The city, in its statement about Intro 755-A, maintained the legislation "will give Mayors needed flexibility in choosing the person that will run the Department of Buildings while also ensuring that an individual with the technical expertise of a licensed architect or engineer is in the department's highest leadership levels."

Rick Bell, executive director of AIA New York, disagrees. "We have such admiration for this administration," he says, "but they are making a big mistake with this decision." At press time, the chapter was considering litigation. (Engineers are upset with the legislation as well. The New York Times reported on Aug. 15 that the New York State Society of Professional Engineers said it was thinking about suing the city.)

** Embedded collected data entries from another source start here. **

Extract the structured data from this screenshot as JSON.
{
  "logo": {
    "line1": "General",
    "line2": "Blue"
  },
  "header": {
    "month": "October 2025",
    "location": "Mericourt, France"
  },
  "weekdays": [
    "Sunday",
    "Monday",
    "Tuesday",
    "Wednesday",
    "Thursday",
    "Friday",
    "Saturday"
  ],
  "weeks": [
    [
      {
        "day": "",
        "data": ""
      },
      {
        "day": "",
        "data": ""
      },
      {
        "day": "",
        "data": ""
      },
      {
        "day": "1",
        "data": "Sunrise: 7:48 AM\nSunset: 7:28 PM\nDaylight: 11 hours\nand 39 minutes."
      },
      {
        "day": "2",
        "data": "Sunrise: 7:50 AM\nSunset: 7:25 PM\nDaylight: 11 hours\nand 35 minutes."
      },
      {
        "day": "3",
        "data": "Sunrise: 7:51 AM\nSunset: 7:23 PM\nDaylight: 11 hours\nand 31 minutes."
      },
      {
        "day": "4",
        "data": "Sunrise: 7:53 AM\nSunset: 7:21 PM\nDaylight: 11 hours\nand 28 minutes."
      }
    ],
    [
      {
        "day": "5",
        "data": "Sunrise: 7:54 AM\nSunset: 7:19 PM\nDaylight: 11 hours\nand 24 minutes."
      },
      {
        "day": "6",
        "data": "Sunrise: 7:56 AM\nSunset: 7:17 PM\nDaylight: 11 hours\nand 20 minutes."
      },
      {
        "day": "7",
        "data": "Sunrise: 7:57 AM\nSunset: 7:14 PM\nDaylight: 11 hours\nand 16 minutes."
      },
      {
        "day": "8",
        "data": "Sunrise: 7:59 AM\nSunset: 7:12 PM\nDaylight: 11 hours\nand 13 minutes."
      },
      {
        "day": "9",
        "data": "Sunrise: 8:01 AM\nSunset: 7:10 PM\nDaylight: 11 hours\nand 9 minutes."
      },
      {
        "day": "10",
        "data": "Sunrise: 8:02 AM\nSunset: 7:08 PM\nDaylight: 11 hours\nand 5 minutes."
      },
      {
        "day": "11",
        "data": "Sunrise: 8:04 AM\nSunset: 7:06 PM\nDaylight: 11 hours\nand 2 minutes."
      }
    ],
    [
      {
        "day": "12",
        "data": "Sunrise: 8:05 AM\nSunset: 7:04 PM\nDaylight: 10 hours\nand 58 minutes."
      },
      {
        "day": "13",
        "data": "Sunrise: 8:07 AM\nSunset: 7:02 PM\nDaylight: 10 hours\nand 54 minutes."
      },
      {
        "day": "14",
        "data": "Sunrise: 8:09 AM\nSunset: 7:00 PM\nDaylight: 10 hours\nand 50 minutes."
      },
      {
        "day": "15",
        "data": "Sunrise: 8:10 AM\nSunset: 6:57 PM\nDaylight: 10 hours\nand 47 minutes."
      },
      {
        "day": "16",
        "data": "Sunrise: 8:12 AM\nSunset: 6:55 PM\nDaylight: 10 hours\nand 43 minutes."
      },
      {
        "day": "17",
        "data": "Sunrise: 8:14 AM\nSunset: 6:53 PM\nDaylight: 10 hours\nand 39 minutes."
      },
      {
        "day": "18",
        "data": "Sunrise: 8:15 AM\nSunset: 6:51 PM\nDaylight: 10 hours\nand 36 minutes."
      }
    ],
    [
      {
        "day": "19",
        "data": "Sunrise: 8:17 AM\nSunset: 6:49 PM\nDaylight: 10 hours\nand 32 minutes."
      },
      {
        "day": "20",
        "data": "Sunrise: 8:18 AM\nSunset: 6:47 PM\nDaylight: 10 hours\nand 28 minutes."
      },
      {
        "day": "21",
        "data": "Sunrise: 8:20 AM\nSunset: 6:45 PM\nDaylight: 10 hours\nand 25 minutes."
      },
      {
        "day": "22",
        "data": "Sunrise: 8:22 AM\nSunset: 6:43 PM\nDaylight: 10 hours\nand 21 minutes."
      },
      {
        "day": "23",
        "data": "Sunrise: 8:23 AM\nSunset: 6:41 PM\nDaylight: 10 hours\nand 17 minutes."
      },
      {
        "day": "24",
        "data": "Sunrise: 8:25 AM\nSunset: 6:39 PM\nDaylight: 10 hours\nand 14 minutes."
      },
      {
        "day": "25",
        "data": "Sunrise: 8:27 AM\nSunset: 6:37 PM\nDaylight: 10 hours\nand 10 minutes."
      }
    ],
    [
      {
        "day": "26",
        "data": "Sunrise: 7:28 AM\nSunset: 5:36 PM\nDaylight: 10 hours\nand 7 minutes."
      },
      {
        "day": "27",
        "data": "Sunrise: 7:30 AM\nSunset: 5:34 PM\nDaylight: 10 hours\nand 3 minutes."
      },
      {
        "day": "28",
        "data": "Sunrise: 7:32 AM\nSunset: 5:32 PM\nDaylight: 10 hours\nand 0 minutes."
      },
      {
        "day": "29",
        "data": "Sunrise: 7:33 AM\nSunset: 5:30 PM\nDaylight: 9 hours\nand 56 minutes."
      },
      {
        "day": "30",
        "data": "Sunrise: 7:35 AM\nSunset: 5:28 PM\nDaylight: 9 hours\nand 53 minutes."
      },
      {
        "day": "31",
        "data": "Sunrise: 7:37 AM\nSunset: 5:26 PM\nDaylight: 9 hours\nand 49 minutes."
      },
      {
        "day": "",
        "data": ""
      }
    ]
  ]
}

"It's very important that the commissioner is a professional architect or engineer," says Bell. Citing the growing public concern over construction accidents, he adds, "This is really a public safety issue. At the scene of a disaster, the mayor turns to the commissioner for advice. Whoever is in that position should not have to be calling a deputy." The process of acquiring and maintaining a professional license?which includes understanding building codes, zoning regulations, and technical considerations?uniquely prepared candidates to head the DOB, says Bell, who could not say whether other cities require government officials in similar positions to be professionally licensed.

San Francisco architect John Schlesinger, who is the chair of advocacy for the local AIA chapter, says that the city "abides by California state law for chiefs of building departments." In San Francisco, he explains, "there is an emphasis to hire a registered engineer," but no requirement to hire an architect or engineer. Instead, he says, "There are certain criteria [nonlicensed candidates] have to meet, but if you are a licensed architect or engineer, you do not need further education to meet the state's requirements."

New York architect James McCullar feels the same way as Bell. "We must be absolutely sure that all who make decisions that affect public safety be licensed professionals. Approval of plans and issues of variances to the building laws cannot be left to administrators without professional training and licensure," says the founder and principal of Manhattan firm James McCullar & Associates.

"Our issue is not with LiMandri," Bell continues. "We are not targeting him. We are looking at the charter, since it now opens the door for future administrations to fill the commissioner's office with a political appointee."